The Swedish government took the advice of members of the Stockholm School, which some believe is the main reason Sweden was comparatively mildly affected by the Great Depression. However, the devaluation by 30 percent of the Swedish krona in 1931 probably had a much greater impact.

The third stage took place in the end of the 1930s when the analysis of the Stockholm School was refined. One example is Erik Lundberg’s dissertation from 1937; in anticipation of Paul Samuelson’s mathematical analysis of 1939, Lundberg demonstrated numerically that a combination of the acceleration principle (a theory that says that investments depend on the change of consumption) and the multiplier theory can be used to explain the business cycle.
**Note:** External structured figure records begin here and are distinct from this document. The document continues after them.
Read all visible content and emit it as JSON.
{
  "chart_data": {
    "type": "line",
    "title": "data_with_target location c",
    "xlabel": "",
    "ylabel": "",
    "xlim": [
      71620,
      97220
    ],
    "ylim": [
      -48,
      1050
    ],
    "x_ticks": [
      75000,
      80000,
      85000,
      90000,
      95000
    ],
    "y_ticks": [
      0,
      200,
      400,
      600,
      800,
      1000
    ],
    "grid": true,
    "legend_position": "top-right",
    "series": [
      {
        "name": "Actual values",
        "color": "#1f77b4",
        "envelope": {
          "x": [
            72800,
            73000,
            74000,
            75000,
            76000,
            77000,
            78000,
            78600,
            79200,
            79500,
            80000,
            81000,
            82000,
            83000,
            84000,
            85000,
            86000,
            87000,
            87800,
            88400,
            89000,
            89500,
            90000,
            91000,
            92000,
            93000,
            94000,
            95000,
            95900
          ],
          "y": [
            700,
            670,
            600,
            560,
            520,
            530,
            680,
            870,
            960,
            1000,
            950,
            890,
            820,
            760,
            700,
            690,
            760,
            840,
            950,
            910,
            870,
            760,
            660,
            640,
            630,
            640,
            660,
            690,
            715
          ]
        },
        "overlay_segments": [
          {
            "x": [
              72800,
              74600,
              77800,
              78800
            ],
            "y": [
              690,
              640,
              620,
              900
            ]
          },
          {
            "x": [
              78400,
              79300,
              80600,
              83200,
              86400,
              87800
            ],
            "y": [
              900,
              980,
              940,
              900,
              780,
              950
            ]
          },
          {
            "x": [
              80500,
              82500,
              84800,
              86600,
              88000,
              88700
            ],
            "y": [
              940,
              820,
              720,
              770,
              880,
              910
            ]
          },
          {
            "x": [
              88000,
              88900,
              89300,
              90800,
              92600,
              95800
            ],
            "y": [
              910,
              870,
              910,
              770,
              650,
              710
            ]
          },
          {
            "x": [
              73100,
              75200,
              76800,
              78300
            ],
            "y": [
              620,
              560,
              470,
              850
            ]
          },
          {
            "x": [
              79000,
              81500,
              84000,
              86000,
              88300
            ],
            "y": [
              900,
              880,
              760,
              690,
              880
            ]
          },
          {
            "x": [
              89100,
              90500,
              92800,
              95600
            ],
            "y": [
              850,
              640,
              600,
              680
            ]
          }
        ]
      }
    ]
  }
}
The creative phase of the Stockholm School lasted to the end of the 1930s. After that only a few contributions were published. Like the Austrian business cycle theory of Mises and Hayek, the Stockholm School was surpassed by Keynesian economics. Whereas the Keynesian equilibrium theory was easy to use and to generalize, this was not the case for the Swedish analysis.

Bibliography:

  1. Jonung, Lars, ed. 1991. The Stockholm School of Economics Revisited. Cambridge, U.K: Cambridge University Press.
  2. Lundberg, Erik. 1937. Studies in the Theory of Economic Expansion. London: P. S. King.
  3. Myrdal, Gunnar. 1927. Prisbildningsproblemet och föränderligheten [The Pricing Problem and Change]. Uppsala and Stockholm: Almqvist & Wicksells Förlag.
  4. Myrdal, Gunnar. 1934. Finanspolitikens ekonomiska verkningar [Economic Effects of Fiscal Policy]. SOU 1934:1. Stockholm: P. A. Norstedt & Söner.
  5. Ohlin, Bertil. 1934. Penningpolitik, offentliga arbeten, subventioner och tullar som medel mot arbetslöshet [Monetary Policy, Public Works, Subsidies and Custom Duties as Means Against Unemployment]. SOU 1934:12. Stockholm: P. A. Norstedt & Söner.
  6. Siven, Claes-Henric. 2006. Monetary Equilibrium. History of Political Economy 38 (4): 665–709.